Analysts at Canaccord added that they believe China-related issues in the first quarter have been resolved, and that Colgate is now attractive as a defensive play.
"Colgate has manifest defensive attractions and structural advantages and we consider a more constructive approach appropriate given the more reasonable valuation," the firm wrote in a note this morning.
New York City-based Colgate-Palmolive is a consumer products company with oral care, personal care, home care, and pet nutrition products marketed in more than 200 countries and territories around the world.

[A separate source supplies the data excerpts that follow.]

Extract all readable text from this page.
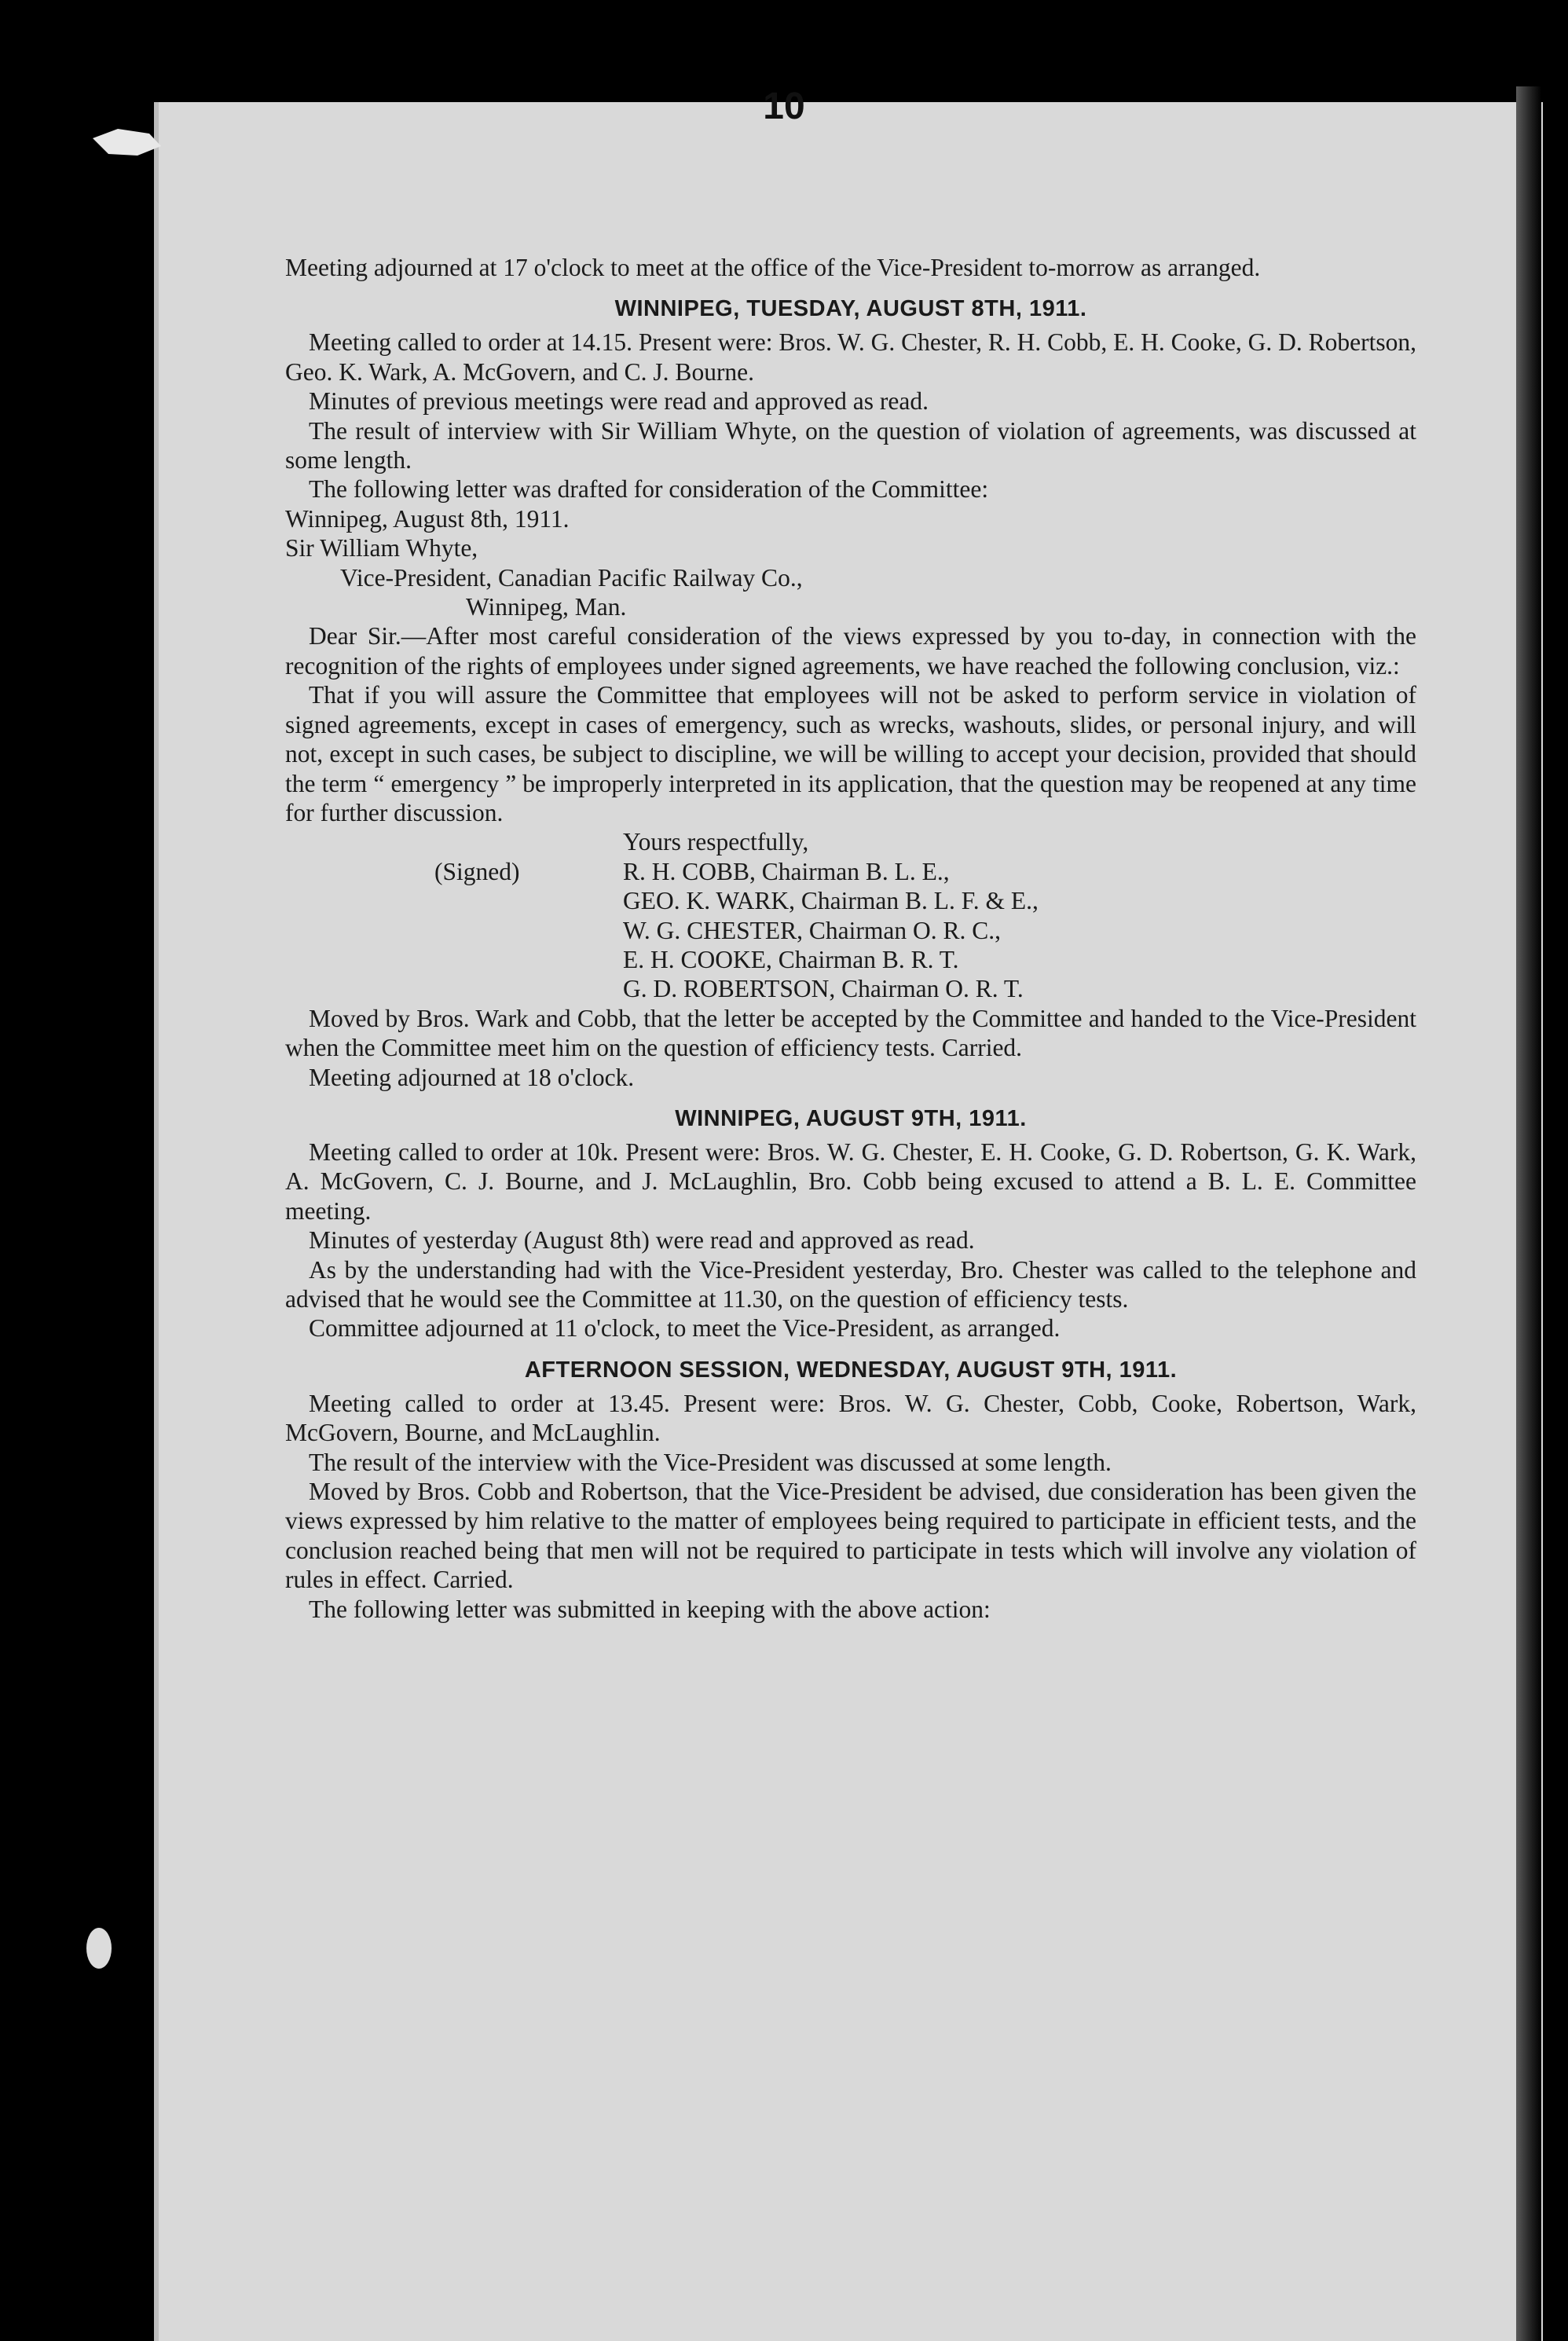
10

Meeting adjourned at 17 o'clock to meet at the office of the Vice-President to-morrow as arranged.

WINNIPEG, TUESDAY, AUGUST 8TH, 1911.

Meeting called to order at 14.15. Present were: Bros. W. G. Chester, R. H. Cobb, E. H. Cooke, G. D. Robertson, Geo. K. Wark, A. McGovern, and C. J. Bourne.

Minutes of previous meetings were read and approved as read.

The result of interview with Sir William Whyte, on the question of violation of agreements, was discussed at some length.

The following letter was drafted for consideration of the Committee:

Winnipeg, August 8th, 1911.

Sir William Whyte,

Vice-President, Canadian Pacific Railway Co.,

Winnipeg, Man.

Dear Sir.—After most careful consideration of the views expressed by you to-day, in connection with the recognition of the rights of employees under signed agreements, we have reached the following conclusion, viz.:

That if you will assure the Committee that employees will not be asked to perform service in violation of signed agreements, except in cases of emergency, such as wrecks, washouts, slides, or personal injury, and will not, except in such cases, be subject to discipline, we will be willing to accept your decision, provided that should the term “ emergency ” be improperly interpreted in its application, that the question may be reopened at any time for further discussion.

Yours respectfully,

(Signed)	R. H. COBB, Chairman B. L. E.,
GEO. K. WARK, Chairman B. L. F. & E.,
W. G. CHESTER, Chairman O. R. C.,
E. H. COOKE, Chairman B. R. T.
G. D. ROBERTSON, Chairman O. R. T.

Moved by Bros. Wark and Cobb, that the letter be accepted by the Committee and handed to the Vice-President when the Committee meet him on the question of efficiency tests. Carried.

Meeting adjourned at 18 o'clock.

WINNIPEG, AUGUST 9TH, 1911.

Meeting called to order at 10k. Present were: Bros. W. G. Chester, E. H. Cooke, G. D. Robertson, G. K. Wark, A. McGovern, C. J. Bourne, and J. McLaughlin, Bro. Cobb being excused to attend a B. L. E. Committee meeting.

Minutes of yesterday (August 8th) were read and approved as read.

As by the understanding had with the Vice-President yesterday, Bro. Chester was called to the telephone and advised that he would see the Committee at 11.30, on the question of efficiency tests.

Committee adjourned at 11 o'clock, to meet the Vice-President, as arranged.

AFTERNOON SESSION, WEDNESDAY, AUGUST 9TH, 1911.

Meeting called to order at 13.45. Present were: Bros. W. G. Chester, Cobb, Cooke, Robertson, Wark, McGovern, Bourne, and McLaughlin.

The result of the interview with the Vice-President was discussed at some length.

Moved by Bros. Cobb and Robertson, that the Vice-President be advised, due consideration has been given the views expressed by him relative to the matter of employees being required to participate in efficient tests, and the conclusion reached being that men will not be required to participate in tests which will involve any violation of rules in effect. Carried.

The following letter was submitted in keeping with the above action:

Separately, TheStreet Ratings team rates COLGATE-PALMOLIVE CO as a Buy with a ratings score of B. TheStreet Ratings Team has this to say about their recommendation:
"We rate COLGATE-PALMOLIVE CO (CL) a BUY. This is driven by a few notable strengths, which we believe should have a greater impact than any weaknesses, and should give investors a better performance opportunity than most stocks we cover. The company's strengths can be seen in multiple areas, such as its increase in net income, notable return on equity, expanding profit margins and growth in earnings per share. We feel its strengths outweigh the fact that the company has had lackluster performance in the stock itself."